Вторая острая тема — трансграничная реализация судебных решений и процессов банкротства. Прецеденты реализации в Израиле российских судебных решений без необходимости судиться заново есть и по требованиям банков, и по требованиям частных лиц. Трансграничные процедуры банкротства — когда не было состязательного процесса — раньше формально не регулировались законом. Но и тогда окружной суд отказал, Верховный суд вернул дело на пересмотр, прозрачно намекнув, что процедуры нет, но «мы не хотим, чтобы люди прятались в Израиле». Потом приняли закон о трансграничном банкротстве, и сегодня это накатанный путь, по которому идут и российские кредиторы.
Что учитывать при выборе юридического консультанта в Израиле?
С высоты прожитых лет могу позволить себе быть объективным. Первое — нужно правильно выбирать из трех категорий юридических фирм. Когда мы представляли в Израиле один огромный холдинг, которому нужно было судиться против государства Израиля и другого огромного холдинга, мы понимали, что это работа для фирмы-мастодонта. И подключили к процессу именно такую, оставшись «второй скрипкой». Для сложной сделки с недвижимостью, дела о наследстве или инвестиционного проекта либо тех же вопросов репатриации лучше подойдет бутик из Тель-Авива, экономической столицы Израиля. А для стандартных бытовых вопросов достаточно небольшой локальной фирмы.
Важно соотносить масштаб задачи и выбранного консультанта.
При выборе консультанта обращайте внимание на реальный опыт работы с вашим типом задач, а не на громкие обещания. Проверяйте, есть ли у фирмы успешные кейсы именно в вашей области, будь то экстрадиция, недвижимость или корпоративные споры. И помните: хороший израильский адвокат никогда не пообещает стопроцентный результат, особенно в сложных международных делах.
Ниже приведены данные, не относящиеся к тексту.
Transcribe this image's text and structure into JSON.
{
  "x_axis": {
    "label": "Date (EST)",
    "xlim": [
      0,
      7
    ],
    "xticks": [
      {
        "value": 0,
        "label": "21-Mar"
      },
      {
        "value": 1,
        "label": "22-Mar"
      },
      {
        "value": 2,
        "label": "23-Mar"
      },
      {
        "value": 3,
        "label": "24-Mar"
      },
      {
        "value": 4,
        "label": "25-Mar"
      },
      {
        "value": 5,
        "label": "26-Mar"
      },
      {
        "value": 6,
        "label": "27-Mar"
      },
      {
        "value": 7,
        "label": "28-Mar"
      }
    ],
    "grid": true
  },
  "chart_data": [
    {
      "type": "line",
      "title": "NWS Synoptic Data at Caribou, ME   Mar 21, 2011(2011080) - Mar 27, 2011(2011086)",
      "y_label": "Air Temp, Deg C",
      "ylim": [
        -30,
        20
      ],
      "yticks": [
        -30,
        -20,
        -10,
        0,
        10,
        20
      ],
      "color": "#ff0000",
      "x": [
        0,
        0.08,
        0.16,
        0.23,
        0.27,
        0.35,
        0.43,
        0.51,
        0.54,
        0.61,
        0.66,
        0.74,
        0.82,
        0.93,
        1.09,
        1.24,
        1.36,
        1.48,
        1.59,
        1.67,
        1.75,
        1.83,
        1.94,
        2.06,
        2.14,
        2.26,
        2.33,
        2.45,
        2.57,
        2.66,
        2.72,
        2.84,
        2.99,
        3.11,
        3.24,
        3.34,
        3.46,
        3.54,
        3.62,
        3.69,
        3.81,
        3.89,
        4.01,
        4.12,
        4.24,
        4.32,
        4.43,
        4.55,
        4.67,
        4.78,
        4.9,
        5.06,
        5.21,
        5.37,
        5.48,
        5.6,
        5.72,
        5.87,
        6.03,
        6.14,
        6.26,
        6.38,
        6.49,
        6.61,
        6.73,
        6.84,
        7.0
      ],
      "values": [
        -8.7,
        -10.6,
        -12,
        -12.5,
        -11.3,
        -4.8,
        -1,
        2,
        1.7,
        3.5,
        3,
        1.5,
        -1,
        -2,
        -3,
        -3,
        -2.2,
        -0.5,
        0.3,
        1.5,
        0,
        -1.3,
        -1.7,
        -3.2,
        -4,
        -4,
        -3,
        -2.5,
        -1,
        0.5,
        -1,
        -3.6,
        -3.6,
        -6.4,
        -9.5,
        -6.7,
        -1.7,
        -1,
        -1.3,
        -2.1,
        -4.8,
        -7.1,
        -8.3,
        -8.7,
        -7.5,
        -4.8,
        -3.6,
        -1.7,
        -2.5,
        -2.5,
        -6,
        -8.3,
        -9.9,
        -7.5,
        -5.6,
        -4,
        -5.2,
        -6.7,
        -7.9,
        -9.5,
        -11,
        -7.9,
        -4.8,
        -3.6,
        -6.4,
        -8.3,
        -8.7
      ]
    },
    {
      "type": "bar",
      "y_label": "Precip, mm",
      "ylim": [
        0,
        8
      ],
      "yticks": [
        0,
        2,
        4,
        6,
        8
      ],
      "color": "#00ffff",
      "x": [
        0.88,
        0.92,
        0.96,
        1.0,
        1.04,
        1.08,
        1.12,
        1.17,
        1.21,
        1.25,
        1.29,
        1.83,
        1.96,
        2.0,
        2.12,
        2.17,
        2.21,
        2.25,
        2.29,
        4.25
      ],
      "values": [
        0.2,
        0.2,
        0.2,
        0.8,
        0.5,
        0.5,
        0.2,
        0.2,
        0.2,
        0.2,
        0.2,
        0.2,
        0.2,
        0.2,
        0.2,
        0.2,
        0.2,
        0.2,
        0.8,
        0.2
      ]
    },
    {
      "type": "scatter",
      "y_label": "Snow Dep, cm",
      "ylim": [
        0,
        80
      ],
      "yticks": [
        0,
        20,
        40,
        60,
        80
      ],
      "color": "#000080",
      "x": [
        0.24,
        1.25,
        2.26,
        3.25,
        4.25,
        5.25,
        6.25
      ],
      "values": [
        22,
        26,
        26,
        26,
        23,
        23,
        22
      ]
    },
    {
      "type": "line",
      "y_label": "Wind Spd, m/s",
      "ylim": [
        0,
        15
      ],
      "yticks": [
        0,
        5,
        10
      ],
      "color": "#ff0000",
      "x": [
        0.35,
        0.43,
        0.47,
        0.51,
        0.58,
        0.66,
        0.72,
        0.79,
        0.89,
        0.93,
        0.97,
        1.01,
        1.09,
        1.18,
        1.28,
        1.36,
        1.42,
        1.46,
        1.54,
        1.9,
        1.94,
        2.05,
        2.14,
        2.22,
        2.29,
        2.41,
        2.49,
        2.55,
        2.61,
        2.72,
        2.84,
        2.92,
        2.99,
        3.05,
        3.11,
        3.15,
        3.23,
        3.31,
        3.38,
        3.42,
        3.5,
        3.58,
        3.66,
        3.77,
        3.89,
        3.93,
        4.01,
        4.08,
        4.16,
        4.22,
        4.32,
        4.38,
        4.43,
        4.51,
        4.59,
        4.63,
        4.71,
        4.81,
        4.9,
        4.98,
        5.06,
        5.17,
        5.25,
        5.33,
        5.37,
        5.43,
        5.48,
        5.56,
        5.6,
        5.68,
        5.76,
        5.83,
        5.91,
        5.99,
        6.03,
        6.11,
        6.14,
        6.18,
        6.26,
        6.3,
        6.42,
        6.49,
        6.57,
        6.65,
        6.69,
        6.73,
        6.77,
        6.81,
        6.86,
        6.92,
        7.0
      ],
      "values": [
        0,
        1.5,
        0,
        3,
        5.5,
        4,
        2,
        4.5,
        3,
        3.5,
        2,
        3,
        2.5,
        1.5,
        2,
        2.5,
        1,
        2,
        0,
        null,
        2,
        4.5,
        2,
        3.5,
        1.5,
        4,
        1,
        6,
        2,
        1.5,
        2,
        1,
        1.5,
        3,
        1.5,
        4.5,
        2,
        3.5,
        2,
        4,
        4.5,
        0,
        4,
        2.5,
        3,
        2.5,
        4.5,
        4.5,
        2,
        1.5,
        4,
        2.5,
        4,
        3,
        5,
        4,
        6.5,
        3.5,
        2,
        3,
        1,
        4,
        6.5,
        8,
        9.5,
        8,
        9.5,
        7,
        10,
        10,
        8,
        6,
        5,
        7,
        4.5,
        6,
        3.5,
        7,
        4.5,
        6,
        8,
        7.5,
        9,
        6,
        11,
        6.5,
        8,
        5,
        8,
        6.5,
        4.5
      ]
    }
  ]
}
И, конечно, нужно искать подходящих по духу людей. Наша коллегия работает по принципу, который мы называем «Your First OutRussian Law Firm». Мы не таргетируем потенциальных клиентов географически — не открываем офис в каком-то проходном месте и ждем, пока люди увидят вывеску «Адвокат» и зайдут. Мы таргетируем людей, где бы они ни находились — в Москве, Лондоне, Монако или Тель-Авиве. Наша целевая аудитория — бизнесмены и топ-менеджеры из постсоветского пространства, примерно мои ровесники, 50 лет плюс-минус десять. Те же культурные коды, анекдоты, референсы. Когда люди на аксиоматическом уровне смотрят на вещи одинаково, это экономит много времени и нервной энергии.
У нас выстроена экосистема из внутреннего ядра команды и внешнего периметра — коллег, с которыми мы работаем десятилетиями. Аудитора, который сопровождает сотни наших клиентов, я не могу взять в штат — в Израиле запрещено нанимать аудиторов в адвокатские коллегии. Риелторов мы тоже не берем на работу, но с клиентом, который хочет купить квартиру за миллион долларов, будет работать один риелтор, а с клиентом с бюджетом в десять миллионов — другой. Мы любим собирать ситуативные команды для различных не рутинных дел, чтобы получающийся инструмент был острым, как скальпель.